На кровати лежал растянувшись, будто совсем коньки отбросив, Джо Портман,
сын известного писателя на темы путешествий, он сказал мне "Я слышал ты в
Европу собираешься. Хочешь поехали вместе на пароме? На этой неделе купим
билеты"
"Окей"
Все это время парижский джазист объяснял что Чарли Паркеру не хватало
собранности, и что джазу необходимо для придания ему глубины влияние
европейской классической музыки, что заставило меня спастись наверх,
насвистывая "Кашу со свининой", "Au Privave" и "Я оттянулся".
59
После долгой прогулки вдоль линии прибоя и вверх на берберские холмы,
откуда я увидел сам Могреб, я в конце концов собрал вещи и купил себе
билет. Могреб это арабское имя этой страны. Французы называют ее La
Marocaine. Мальчонка чистильщик обуви на берегу произнес это название,
яростно выплюнув его и сверля меня свирепым взглядом, попытался продать
мне похабные открытки и умчался потом гонять мяч на прибрежном песке.

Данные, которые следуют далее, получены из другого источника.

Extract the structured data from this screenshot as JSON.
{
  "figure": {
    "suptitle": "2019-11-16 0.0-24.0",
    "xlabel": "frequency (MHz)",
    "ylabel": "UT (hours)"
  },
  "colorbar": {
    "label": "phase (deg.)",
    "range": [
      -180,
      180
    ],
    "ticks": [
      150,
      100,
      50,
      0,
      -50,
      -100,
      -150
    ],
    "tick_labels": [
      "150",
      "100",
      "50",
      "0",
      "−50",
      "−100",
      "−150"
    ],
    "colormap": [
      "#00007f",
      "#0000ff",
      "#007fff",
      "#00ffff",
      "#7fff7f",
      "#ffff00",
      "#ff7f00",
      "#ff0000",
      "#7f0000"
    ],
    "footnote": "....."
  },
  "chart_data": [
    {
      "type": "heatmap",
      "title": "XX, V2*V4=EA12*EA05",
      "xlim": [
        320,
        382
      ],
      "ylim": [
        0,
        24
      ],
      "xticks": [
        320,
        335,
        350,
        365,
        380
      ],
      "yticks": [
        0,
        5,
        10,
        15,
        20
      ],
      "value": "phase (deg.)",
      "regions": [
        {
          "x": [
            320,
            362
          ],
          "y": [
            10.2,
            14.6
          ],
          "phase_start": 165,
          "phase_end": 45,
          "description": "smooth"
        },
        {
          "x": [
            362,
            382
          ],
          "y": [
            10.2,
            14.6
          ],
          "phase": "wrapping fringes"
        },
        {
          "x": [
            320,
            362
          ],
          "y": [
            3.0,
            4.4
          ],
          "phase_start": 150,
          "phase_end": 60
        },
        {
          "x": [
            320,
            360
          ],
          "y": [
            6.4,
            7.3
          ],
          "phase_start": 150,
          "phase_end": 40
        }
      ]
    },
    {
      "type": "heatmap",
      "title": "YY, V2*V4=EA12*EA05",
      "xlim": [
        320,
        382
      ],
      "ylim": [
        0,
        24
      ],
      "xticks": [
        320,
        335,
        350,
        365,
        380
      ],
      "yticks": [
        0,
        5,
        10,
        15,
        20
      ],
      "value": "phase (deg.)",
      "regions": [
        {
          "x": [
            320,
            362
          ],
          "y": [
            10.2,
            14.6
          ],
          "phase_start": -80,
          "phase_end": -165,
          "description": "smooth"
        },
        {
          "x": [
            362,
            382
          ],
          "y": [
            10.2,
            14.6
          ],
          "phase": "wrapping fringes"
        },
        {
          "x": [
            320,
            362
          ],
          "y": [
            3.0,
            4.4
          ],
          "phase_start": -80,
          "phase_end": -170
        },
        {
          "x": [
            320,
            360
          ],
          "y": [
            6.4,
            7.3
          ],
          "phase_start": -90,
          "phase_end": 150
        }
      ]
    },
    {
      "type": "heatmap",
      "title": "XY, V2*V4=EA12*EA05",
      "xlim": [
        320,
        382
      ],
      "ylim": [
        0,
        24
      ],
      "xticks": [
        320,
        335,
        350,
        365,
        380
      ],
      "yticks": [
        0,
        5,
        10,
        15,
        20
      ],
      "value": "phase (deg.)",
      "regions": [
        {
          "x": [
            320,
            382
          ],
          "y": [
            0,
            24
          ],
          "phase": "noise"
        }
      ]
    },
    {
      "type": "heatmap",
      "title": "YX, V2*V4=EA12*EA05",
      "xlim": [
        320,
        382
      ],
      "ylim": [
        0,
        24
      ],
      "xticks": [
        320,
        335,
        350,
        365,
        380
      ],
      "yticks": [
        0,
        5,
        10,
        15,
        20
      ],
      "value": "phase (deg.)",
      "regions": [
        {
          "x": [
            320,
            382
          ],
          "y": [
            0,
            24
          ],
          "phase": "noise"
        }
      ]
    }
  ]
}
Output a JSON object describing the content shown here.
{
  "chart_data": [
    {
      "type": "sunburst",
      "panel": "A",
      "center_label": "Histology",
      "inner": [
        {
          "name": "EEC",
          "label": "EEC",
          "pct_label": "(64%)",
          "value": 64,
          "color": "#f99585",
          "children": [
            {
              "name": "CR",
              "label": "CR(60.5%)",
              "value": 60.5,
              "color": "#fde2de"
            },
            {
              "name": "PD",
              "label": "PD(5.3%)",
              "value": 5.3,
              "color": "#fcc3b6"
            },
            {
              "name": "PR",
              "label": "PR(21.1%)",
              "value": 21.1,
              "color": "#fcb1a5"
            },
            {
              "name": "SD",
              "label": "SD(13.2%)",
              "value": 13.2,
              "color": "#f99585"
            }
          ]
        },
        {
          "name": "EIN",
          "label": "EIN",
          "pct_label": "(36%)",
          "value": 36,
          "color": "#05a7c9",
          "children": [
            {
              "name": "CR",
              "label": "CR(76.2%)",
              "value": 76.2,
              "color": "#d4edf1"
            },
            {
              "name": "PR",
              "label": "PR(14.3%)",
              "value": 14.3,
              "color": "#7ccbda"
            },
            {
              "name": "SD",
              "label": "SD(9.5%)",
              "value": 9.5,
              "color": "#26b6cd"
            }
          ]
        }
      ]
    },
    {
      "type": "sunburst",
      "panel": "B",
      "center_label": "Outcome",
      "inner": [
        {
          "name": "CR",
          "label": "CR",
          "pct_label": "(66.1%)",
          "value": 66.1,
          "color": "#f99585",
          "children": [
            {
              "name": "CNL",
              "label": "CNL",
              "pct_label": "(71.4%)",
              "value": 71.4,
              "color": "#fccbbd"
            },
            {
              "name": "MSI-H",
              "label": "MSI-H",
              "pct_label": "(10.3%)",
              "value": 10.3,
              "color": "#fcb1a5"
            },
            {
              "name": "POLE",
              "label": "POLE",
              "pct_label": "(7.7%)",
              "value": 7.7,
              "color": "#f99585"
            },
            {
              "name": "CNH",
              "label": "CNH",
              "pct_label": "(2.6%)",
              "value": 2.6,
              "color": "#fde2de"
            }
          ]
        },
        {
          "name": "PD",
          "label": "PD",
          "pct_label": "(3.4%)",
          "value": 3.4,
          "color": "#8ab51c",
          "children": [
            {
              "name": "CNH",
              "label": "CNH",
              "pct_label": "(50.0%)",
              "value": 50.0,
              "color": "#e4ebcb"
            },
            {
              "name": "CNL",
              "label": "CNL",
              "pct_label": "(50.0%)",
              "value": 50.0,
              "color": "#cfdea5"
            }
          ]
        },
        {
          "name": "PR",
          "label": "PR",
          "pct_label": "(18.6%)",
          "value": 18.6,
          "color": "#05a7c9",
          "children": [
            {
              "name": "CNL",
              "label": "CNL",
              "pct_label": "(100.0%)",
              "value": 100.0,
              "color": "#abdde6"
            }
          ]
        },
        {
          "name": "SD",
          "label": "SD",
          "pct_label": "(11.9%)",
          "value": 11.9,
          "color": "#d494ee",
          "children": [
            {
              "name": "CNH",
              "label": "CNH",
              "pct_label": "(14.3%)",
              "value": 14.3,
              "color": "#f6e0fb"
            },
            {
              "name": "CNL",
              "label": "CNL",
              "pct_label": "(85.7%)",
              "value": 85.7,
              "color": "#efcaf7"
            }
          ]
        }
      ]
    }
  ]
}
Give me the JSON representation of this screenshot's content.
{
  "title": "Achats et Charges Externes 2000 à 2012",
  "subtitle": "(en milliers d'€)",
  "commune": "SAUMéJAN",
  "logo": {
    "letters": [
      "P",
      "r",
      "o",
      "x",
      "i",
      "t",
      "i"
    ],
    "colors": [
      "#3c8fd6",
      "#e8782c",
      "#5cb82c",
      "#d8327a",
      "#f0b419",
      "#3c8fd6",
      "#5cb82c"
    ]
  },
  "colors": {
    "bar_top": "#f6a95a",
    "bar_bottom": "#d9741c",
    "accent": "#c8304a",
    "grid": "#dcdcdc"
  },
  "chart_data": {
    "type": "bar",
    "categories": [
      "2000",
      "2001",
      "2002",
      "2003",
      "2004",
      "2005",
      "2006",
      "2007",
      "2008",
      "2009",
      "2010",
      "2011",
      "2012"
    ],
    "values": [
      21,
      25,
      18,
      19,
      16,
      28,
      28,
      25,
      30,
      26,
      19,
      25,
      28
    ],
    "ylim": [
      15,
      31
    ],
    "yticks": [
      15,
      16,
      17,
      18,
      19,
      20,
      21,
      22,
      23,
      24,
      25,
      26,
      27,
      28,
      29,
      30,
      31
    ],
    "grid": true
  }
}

Несколько его дружбанов постарше сказали мне что не могут раздобыть для
меня одну из юных девочек на пляже, потому что они ненавидят "христиан".
Но не хочу ли я мальчика? И мы с мальчиком чистильщиком наблюдали за
гомиком американцем злобно рвущим похабные открытки, разбрасывая кусочки
по ветру на бегу, убегающим с пляжа прочь и плачущим.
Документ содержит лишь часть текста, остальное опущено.